One of his elite guards ran past him, followed by two others. They had smelt something and took it upon themselves to disappear down a side alley. He looked behind him, saw Claire and the others, saw the throng that would kill for him and would die for him. Claire, no longer collared, did not react to his gaze, but carried on with that almost nervous head twitching that all infected seemed c
ondemned with. And then she hissed, and Owen turned his head back round to see what she had seen.
At the end of the street, four zombies had appeared. They were about fifty metres out, clumped together as if they were holding hands. And so it begins, thought Owen. They moved slower than normal infected, with less coordination, but as he saw now, they could run, if in a shambolic fashion. Owen heard them moan as they clambered towards him. Who is the prime target here? thought Owen. Would they go for the mass before them, or would they aim themselves straight at him? That was a worrying thought.
“You, go,” he ordered one of the front rank, willing him to run towards the walking cadavers, to see if they would be drawn off. All four of them ignored the infected and kept on coming, heading straight for him. “Shit,” Owen said. Twenty-five metres now. Owen dropped his gun bag and pulled the machine gun from over his shoulder.
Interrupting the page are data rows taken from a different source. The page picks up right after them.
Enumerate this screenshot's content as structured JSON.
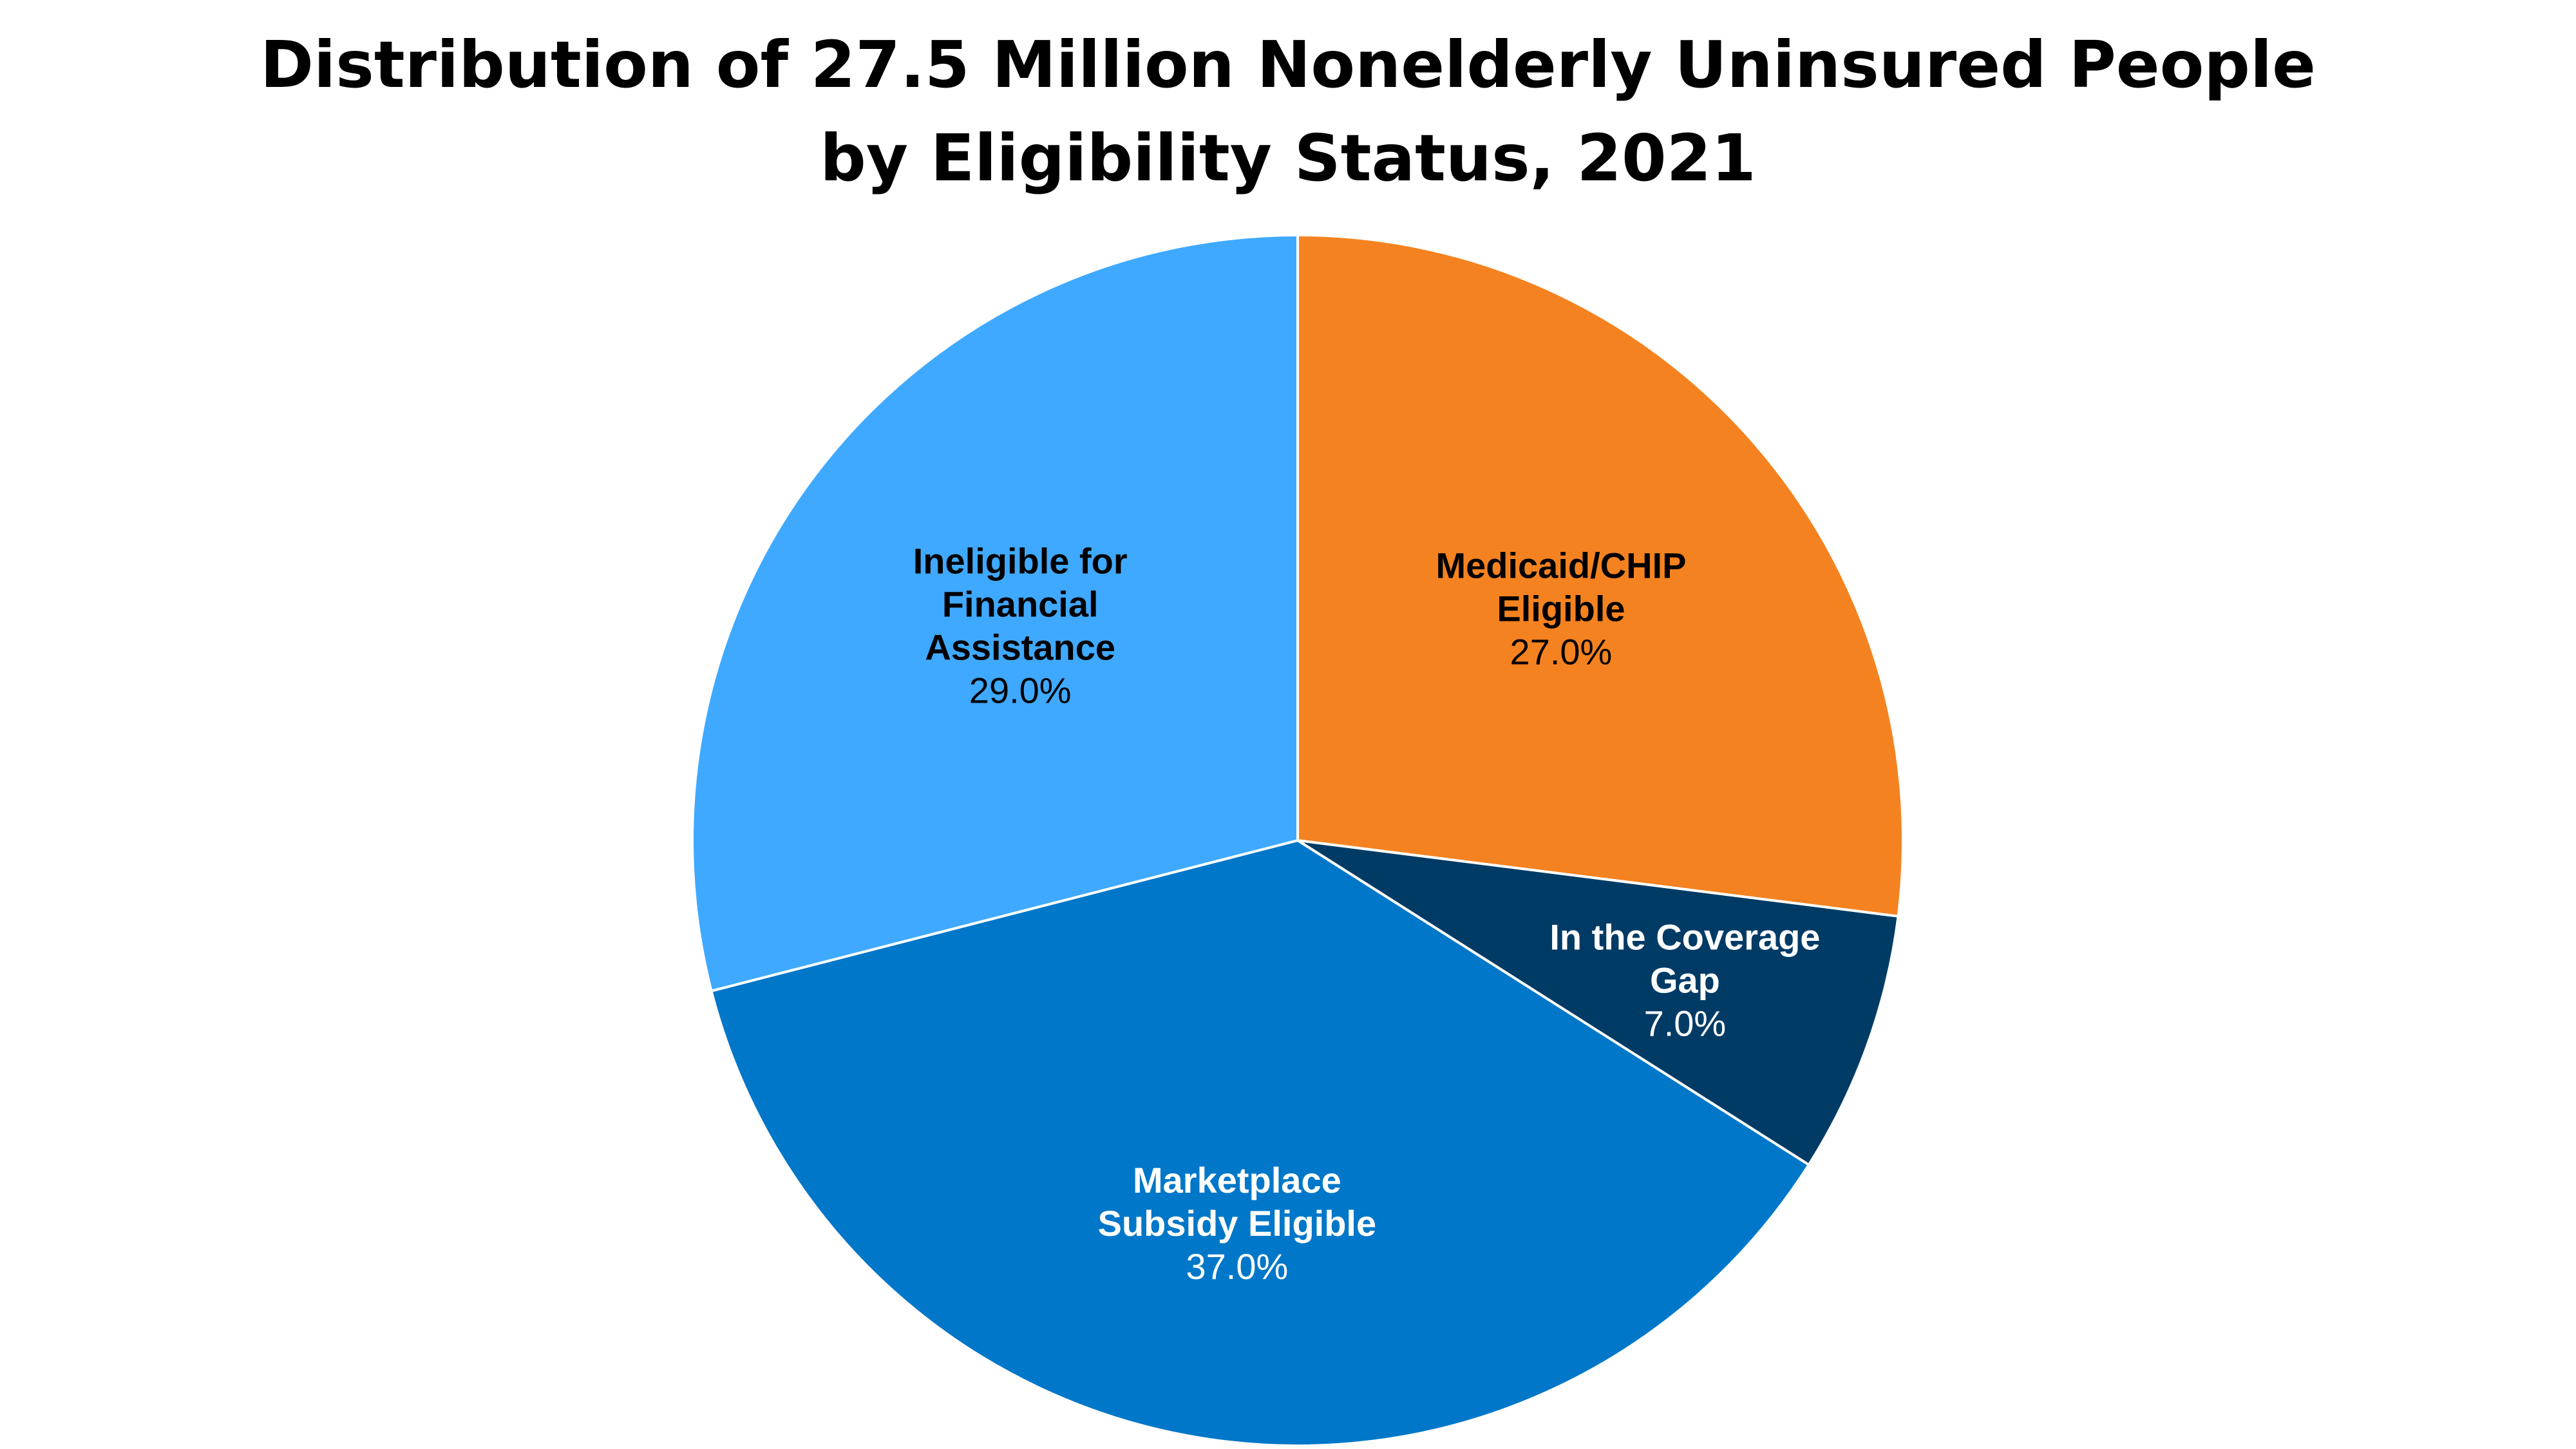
{
  "chart_data": {
    "type": "pie",
    "title": "Distribution of 27.5 Million Nonelderly Uninsured People by Eligibility Status, 2021",
    "title_lines": [
      "Distribution of 27.5 Million Nonelderly Uninsured People",
      "by Eligibility Status, 2021"
    ],
    "legend": "none",
    "slices": [
      {
        "label": "Medicaid/CHIP Eligible",
        "label_lines": [
          "Medicaid/CHIP",
          "Eligible"
        ],
        "value": 27.0,
        "value_label": "27.0%",
        "color": "#F58220",
        "text_color": "#000000"
      },
      {
        "label": "In the Coverage Gap",
        "label_lines": [
          "In the Coverage",
          "Gap"
        ],
        "value": 7.0,
        "value_label": "7.0%",
        "color": "#003B66",
        "text_color": "#ffffff"
      },
      {
        "label": "Marketplace Subsidy Eligible",
        "label_lines": [
          "Marketplace",
          "Subsidy Eligible"
        ],
        "value": 37.0,
        "value_label": "37.0%",
        "color": "#0077C8",
        "text_color": "#ffffff"
      },
      {
        "label": "Ineligible for Financial Assistance",
        "label_lines": [
          "Ineligible for",
          "Financial",
          "Assistance"
        ],
        "value": 29.0,
        "value_label": "29.0%",
        "color": "#3FA9FF",
        "text_color": "#000000"
      }
    ]
  }
}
Aiming was easy, hitting the target harder, the first three shots going wide. With plenty of ammunition, he had spent a good hour practicing with it in the hotel lobby earlier, but it would be a while before he was proficient with it. The fourth shot hit the first zombie centre mass, and it staggered backwards, only to surge forward again. Head shots, he reminded himself. You have to go for head shots. The pack behind him seemed to moan nervously, but he ignored them, knowing this was something he needed to do himself. The fifth shot hit one in the centre of the face, and it crumpled to the floor lifeless. It took another four shots before he destroyed the brain of another, and by that time, they were just too close.
“Rip them apart,” Owen commanded, and the hundreds behind him surged forward, his body being buffeted by their charge. The two remaining zombies flailed valiantly, but in mere seconds, their limbs were flying through the air, their corpses decapitated by the sheer weight of infected power. And as the crowd parted to display the remains, it was then that Owen noticed something else. Deep in his mind, he could tell that not a single one of the infected had any desire to dine on the zombies’ flesh. And every one of them feared the zombie presence. He needed walls, and he needed them quickly.